The stuff of nightmares

By , January 16, 2010 12:16 pm

Trigger warning. (A link explaining what “trigger warning” means.)

Earlier this week, Little Light posted is a dream a lie if it don’t come true / or is it something worse. The post is now behind a password but I did have a chance to read it before it was password protected. The thoughts behind password protecting the post are here, and no, I don’t have the password, and don’t know how to get it. I’m going to write about the post anyway, as  best as I can remember. I apologize if any of the details are wrong, but the general gist is accurate.

The post was about someone Little Light knew, a trans woman we’ll call Alice, who suffered a serious injury and was hospitalized. Alice had been on hormones for a few years, and was living full time as a woman. She had not undergone The Surgery, but was happier for living as Alice, as herself. After being injured, Alice ended up partially paralyzed, unable to care for herself, and unable to communicate without extreme effort.

Alice’s doctors decided – despite clear evidence that Alice identified and was presenting as a woman – that forcing medical staff to use ‘she’ around someone with a penis would be too confusing. They instead used ‘he’ and Alice’s former, male, name.

Likewise, Alice’s family decided – despite clear evidence that Alice identified and was presenting and as a woman – to take her off her hormones.

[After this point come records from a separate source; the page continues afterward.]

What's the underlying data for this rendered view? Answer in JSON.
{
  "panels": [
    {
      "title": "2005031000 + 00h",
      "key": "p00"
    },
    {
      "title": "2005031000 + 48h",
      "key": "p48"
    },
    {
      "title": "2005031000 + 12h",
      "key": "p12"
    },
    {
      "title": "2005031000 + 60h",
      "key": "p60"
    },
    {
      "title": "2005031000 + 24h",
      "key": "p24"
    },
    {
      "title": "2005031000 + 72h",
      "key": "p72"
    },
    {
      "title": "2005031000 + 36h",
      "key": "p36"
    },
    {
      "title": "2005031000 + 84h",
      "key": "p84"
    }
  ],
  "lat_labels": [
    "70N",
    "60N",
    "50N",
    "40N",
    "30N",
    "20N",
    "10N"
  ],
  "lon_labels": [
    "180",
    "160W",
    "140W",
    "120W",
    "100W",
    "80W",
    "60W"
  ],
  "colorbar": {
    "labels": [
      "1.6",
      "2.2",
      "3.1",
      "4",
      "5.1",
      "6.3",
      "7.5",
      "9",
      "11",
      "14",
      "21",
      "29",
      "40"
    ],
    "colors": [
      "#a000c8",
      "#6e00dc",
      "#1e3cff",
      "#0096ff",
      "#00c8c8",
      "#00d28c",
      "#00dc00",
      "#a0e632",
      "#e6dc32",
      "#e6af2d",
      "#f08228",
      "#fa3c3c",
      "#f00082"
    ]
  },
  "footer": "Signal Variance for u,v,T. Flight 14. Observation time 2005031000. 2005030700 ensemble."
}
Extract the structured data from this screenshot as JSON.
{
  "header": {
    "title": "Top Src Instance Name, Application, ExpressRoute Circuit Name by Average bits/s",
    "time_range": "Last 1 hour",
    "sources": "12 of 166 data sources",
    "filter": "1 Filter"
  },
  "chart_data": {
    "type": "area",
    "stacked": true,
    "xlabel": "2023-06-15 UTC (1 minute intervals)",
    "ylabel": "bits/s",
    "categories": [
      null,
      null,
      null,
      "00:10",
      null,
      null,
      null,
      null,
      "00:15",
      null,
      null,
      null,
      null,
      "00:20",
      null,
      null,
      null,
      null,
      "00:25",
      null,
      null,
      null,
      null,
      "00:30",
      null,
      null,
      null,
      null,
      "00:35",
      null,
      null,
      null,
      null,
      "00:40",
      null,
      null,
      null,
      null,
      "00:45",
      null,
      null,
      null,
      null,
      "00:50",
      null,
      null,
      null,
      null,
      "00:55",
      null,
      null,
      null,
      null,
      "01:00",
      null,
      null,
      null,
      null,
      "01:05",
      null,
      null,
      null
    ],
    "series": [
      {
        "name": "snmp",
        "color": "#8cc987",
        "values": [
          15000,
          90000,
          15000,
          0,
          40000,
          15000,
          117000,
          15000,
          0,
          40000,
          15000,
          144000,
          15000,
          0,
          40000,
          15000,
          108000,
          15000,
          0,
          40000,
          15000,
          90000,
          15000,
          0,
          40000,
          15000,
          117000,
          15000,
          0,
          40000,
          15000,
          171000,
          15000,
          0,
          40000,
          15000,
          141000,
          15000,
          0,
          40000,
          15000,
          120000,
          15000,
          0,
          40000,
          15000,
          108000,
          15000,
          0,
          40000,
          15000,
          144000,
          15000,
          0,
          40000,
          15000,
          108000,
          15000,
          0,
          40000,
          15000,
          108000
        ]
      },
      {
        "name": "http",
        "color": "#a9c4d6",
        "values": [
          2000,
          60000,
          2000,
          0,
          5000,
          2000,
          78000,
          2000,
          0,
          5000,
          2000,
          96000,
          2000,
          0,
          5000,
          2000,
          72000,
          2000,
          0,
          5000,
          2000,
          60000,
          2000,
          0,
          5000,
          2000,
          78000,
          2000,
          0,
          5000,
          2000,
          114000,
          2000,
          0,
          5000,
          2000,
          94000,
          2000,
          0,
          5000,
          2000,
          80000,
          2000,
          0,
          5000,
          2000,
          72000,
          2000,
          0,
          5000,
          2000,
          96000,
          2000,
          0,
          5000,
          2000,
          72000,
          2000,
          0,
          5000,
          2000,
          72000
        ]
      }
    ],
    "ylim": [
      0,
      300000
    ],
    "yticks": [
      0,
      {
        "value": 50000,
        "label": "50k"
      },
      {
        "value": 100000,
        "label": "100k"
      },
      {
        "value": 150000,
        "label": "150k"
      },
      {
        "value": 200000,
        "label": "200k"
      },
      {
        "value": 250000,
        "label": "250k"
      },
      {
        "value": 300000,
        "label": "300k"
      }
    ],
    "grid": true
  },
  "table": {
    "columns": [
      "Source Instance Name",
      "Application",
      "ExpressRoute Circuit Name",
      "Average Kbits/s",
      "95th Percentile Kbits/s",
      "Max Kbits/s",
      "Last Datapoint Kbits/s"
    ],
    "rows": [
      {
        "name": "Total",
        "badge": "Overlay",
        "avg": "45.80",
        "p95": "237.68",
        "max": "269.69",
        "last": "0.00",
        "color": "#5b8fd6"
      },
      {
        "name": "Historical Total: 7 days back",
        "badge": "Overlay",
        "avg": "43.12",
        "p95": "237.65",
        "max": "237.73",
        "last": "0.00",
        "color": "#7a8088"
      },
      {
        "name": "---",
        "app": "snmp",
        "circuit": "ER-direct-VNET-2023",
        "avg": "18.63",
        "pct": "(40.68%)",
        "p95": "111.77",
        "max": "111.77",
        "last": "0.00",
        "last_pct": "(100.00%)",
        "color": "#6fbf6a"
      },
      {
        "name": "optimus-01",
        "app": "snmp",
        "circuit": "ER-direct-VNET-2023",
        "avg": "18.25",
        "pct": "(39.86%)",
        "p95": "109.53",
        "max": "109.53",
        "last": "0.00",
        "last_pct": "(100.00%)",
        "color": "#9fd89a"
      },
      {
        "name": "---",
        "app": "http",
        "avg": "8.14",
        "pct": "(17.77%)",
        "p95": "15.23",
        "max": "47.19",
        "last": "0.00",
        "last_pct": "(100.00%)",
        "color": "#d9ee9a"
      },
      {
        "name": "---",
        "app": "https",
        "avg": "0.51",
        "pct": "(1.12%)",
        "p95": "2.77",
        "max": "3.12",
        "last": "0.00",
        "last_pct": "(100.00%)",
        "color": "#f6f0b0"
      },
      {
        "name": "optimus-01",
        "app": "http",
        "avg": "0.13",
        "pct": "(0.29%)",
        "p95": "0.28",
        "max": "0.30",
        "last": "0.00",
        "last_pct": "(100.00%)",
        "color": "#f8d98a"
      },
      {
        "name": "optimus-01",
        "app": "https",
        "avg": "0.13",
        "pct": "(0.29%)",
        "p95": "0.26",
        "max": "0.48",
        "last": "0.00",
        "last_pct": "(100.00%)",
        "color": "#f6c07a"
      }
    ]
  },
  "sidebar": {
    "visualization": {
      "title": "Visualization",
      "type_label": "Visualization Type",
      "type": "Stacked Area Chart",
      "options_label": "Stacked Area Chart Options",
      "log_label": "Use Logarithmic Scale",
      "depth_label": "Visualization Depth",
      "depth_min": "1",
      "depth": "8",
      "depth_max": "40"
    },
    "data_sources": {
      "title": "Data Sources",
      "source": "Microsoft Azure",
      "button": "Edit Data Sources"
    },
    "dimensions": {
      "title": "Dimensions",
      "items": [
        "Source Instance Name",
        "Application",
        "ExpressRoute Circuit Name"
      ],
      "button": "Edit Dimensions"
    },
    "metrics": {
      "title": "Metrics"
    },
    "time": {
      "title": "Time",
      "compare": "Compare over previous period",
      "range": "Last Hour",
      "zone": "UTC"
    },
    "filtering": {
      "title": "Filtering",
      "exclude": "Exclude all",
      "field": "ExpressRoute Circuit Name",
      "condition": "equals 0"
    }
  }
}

For those of you who are trans, or familiar with trans issues, you probably know what that means in the physical sense: stubble reappeared on Alice’s face, her skin became less soft, and (over time) her body fat and muscle would start drifting back toward ‘male.’

That’s a really simple sentence, but I actually had a bit of trouble writing it, because the implications are so vast.

Apparently, in the days after the accident, Alice had been showing significant improvement day after day. After her family decided to stop her hormones, after it became clear the people around her were going to continue to use the incorrect name and pronouns, Alice’s health began to slip and deteriorate.

I’ve thought a lot, over the years, about what my “worst nightmare” would be. Whenever the idea of “fears” comes up, I usually imagine something around transitioning: being outed, being prevented from transitioning, transitioning and still being unhappy.

This – what Little Light described happening to Alice – blows all of those fears and nightmares and horrors out of the water.

Because, in spite of popular culture’s view on transitioning, hormones aren’t only about physical changes. I feel better on hormones than I did without. They don’t magically make me happy, but they remove a weight I hadn’t realized I’d been carrying, allowing me to feel my emotions – positive and negative – more purely and truly. (And when I was depositing sperm, I had to go off hormones for a few months so I know exactly how miserable the return of testosterone makes me feel.)

I keep telling myself that something like what happened to Alice could never happen to me. That my parents support what I’m doing, and my family understands how important it is. That my friends would fight tooth and nail to prevent it from happening. But it’s easy to come up with unlikely, contrived scenarios where the people closest to me aren’t able to fight for me. And I end up just like Alice, trapped – literally, rather than figuratively – in a body that I would rather die than be forced to inhabit again.

Coming out of Little Light’s post, someone created TransProtect, a site that (eventually) will host information on legal steps to safeguard the sanctity of trans individuals bodies. I’ll definitely be speaking with my lawyer (read: my dad) about putting together a living will, but it’s a miserable feeling to be reminded of how precarious the things we hold dear – our very sense of self – can be.